Seth Herd comments on Conflating value alignment and intent alignment is causing confusion

Seth Herd 10 Sep 2024 22:26 UTC
2 points
0
Agreed on the capabilities advantages of synthetic data; so it might not be much of a tax at all to mix in some alignment.
I don’t think removing infohazardous knowledge will work all the way into dangerous AGI, but I don’t think it has to—there’s a whole suite of other alignment techniques for language model agents that should suffice together.
Keeping a superintelligence ignorant of certain concepts sounds impossible. Even a “real AGI” of the type I expect soon will be able to reason and learn, causing it to rapidly rediscover any concepts you’ve carefully left out of the training set. Leaving out this relatively easy capability (to reason and learn online) will hurt capabilities, so you’d have a huge uphill battle in keeping it out of deployed AGI. At least one current projects have already accomplished limited (but impressive) forms of this as part of their strategy to create useful LM agents. So I don’t think it’s getting rolled back or left out.

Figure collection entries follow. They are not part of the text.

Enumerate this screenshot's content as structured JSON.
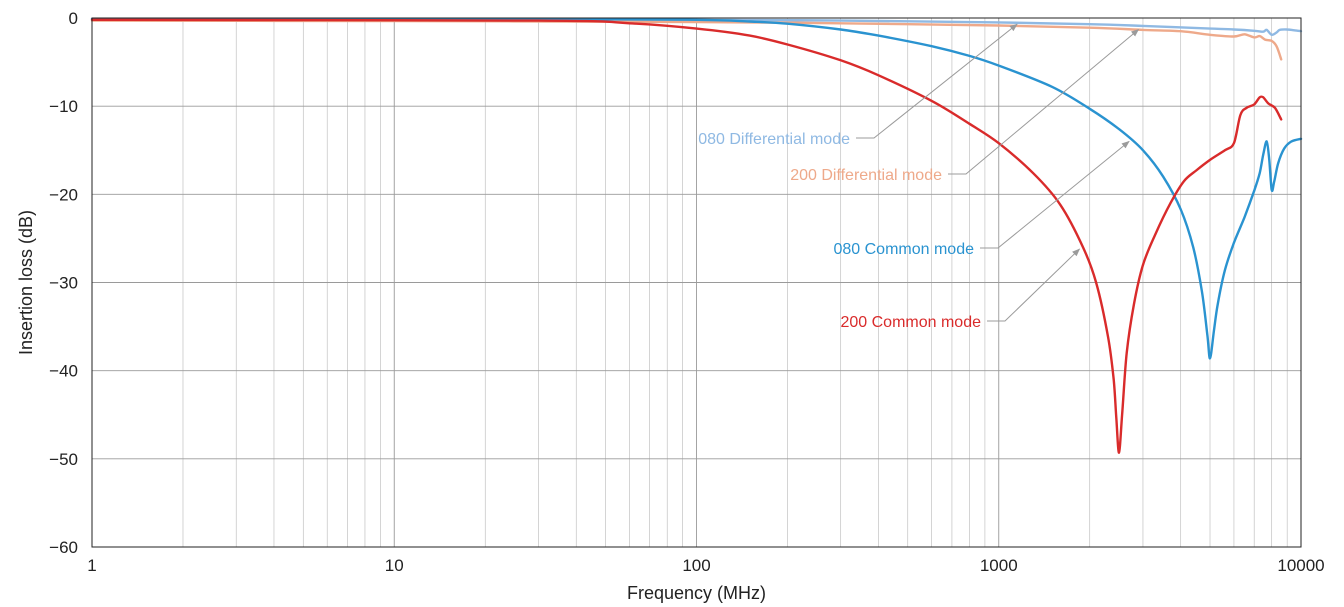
{
  "chart_data": {
    "type": "line",
    "xlabel": "Frequency (MHz)",
    "ylabel": "Insertion loss (dB)",
    "xscale": "log",
    "xlim": [
      1,
      10000
    ],
    "ylim": [
      -60,
      0
    ],
    "grid": true,
    "x_ticks": [
      "1",
      "10",
      "100",
      "1000",
      "10000"
    ],
    "y_ticks": [
      "0",
      "−10",
      "−20",
      "−30",
      "−40",
      "−50",
      "−60"
    ],
    "series": [
      {
        "name": "080 Differential mode",
        "color": "#8fb9e3",
        "points": [
          [
            1,
            -0.1
          ],
          [
            10,
            -0.15
          ],
          [
            100,
            -0.2
          ],
          [
            300,
            -0.3
          ],
          [
            1000,
            -0.5
          ],
          [
            2000,
            -0.7
          ],
          [
            3000,
            -0.9
          ],
          [
            5000,
            -1.2
          ],
          [
            6000,
            -1.3
          ],
          [
            7000,
            -1.45
          ],
          [
            7500,
            -1.55
          ],
          [
            7700,
            -1.35
          ],
          [
            8000,
            -1.9
          ],
          [
            8300,
            -1.65
          ],
          [
            8500,
            -1.35
          ],
          [
            9000,
            -1.3
          ],
          [
            9500,
            -1.4
          ],
          [
            10000,
            -1.5
          ]
        ]
      },
      {
        "name": "200 Differential mode",
        "color": "#eea98a",
        "points": [
          [
            1,
            -0.3
          ],
          [
            10,
            -0.35
          ],
          [
            100,
            -0.45
          ],
          [
            300,
            -0.6
          ],
          [
            1000,
            -0.85
          ],
          [
            2000,
            -1.1
          ],
          [
            3000,
            -1.35
          ],
          [
            4000,
            -1.5
          ],
          [
            5000,
            -1.9
          ],
          [
            6000,
            -2.1
          ],
          [
            6500,
            -1.85
          ],
          [
            7000,
            -2.2
          ],
          [
            7300,
            -2.05
          ],
          [
            7600,
            -2.45
          ],
          [
            8000,
            -2.6
          ],
          [
            8300,
            -3.2
          ],
          [
            8600,
            -4.7
          ]
        ]
      },
      {
        "name": "080 Common mode",
        "color": "#2a93d0",
        "points": [
          [
            1,
            -0.1
          ],
          [
            30,
            -0.1
          ],
          [
            100,
            -0.2
          ],
          [
            150,
            -0.4
          ],
          [
            200,
            -0.65
          ],
          [
            300,
            -1.3
          ],
          [
            400,
            -2.0
          ],
          [
            600,
            -3.2
          ],
          [
            800,
            -4.3
          ],
          [
            1000,
            -5.4
          ],
          [
            1500,
            -7.8
          ],
          [
            2000,
            -10.3
          ],
          [
            2500,
            -12.6
          ],
          [
            3000,
            -15.0
          ],
          [
            3500,
            -18.0
          ],
          [
            4000,
            -21.7
          ],
          [
            4400,
            -26.0
          ],
          [
            4700,
            -31.0
          ],
          [
            4900,
            -36.0
          ],
          [
            5000,
            -38.6
          ],
          [
            5150,
            -35.5
          ],
          [
            5300,
            -32.5
          ],
          [
            5600,
            -28.6
          ],
          [
            6000,
            -25.5
          ],
          [
            6500,
            -22.6
          ],
          [
            7000,
            -19.6
          ],
          [
            7300,
            -17.6
          ],
          [
            7500,
            -15.5
          ],
          [
            7700,
            -14.0
          ],
          [
            7850,
            -16.0
          ],
          [
            8000,
            -19.5
          ],
          [
            8150,
            -18.6
          ],
          [
            8400,
            -16.5
          ],
          [
            8800,
            -14.8
          ],
          [
            9300,
            -14.0
          ],
          [
            10000,
            -13.7
          ]
        ]
      },
      {
        "name": "200 Common mode",
        "color": "#d92b2b",
        "points": [
          [
            1,
            -0.2
          ],
          [
            30,
            -0.3
          ],
          [
            60,
            -0.6
          ],
          [
            100,
            -1.2
          ],
          [
            150,
            -2.0
          ],
          [
            200,
            -3.0
          ],
          [
            300,
            -4.8
          ],
          [
            400,
            -6.5
          ],
          [
            600,
            -9.4
          ],
          [
            800,
            -12.0
          ],
          [
            1000,
            -14.2
          ],
          [
            1300,
            -17.6
          ],
          [
            1600,
            -21.2
          ],
          [
            1900,
            -26.0
          ],
          [
            2100,
            -30.0
          ],
          [
            2300,
            -36.2
          ],
          [
            2400,
            -41.0
          ],
          [
            2450,
            -45.5
          ],
          [
            2500,
            -49.3
          ],
          [
            2560,
            -45.0
          ],
          [
            2650,
            -38.0
          ],
          [
            2800,
            -32.5
          ],
          [
            3000,
            -28.0
          ],
          [
            3300,
            -24.5
          ],
          [
            3700,
            -21.0
          ],
          [
            4100,
            -18.5
          ],
          [
            4500,
            -17.3
          ],
          [
            5000,
            -16.1
          ],
          [
            5600,
            -15.0
          ],
          [
            6000,
            -14.2
          ],
          [
            6300,
            -11.0
          ],
          [
            6600,
            -10.2
          ],
          [
            7000,
            -9.8
          ],
          [
            7300,
            -9.0
          ],
          [
            7500,
            -9.0
          ],
          [
            7800,
            -9.7
          ],
          [
            8200,
            -10.2
          ],
          [
            8600,
            -11.5
          ]
        ]
      }
    ],
    "annotations": [
      {
        "text": "080 Differential mode",
        "series": "080 Differential mode",
        "color": "#8fb9e3",
        "arrow_to": [
          1150,
          -0.7
        ]
      },
      {
        "text": "200 Differential mode",
        "series": "200 Differential mode",
        "color": "#eea98a",
        "arrow_to": [
          2900,
          -1.3
        ]
      },
      {
        "text": "080 Common mode",
        "series": "080 Common mode",
        "color": "#2a93d0",
        "arrow_to": [
          2700,
          -14.0
        ]
      },
      {
        "text": "200 Common mode",
        "series": "200 Common mode",
        "color": "#d92b2b",
        "arrow_to": [
          1850,
          -26.2
        ]
      }
    ]
  }
}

- Noosphere89 10 Sep 2024 22:39 UTC
  4 points
  0
  Parent
  I agree with you that there are probably better methods to handle the misuse risk, and note I also pointed out them as options, not exactly guarantees.
  
  And yeah, I agree with this specifically:
  
  but I don’t think it has to—there’s a whole suite of other alignment techniques for language model agents that should suffice together.
  
  Thanks for mentioning that.
  
  Now that I think about it, I agree that it’s only a stop gap for misuse, and yeah if there is even limited generalization ability, I agree that LLMs will be able to rediscover dangerous knowledge, so we will need to make LLMs that don’t let users completely make bio-weapons for example.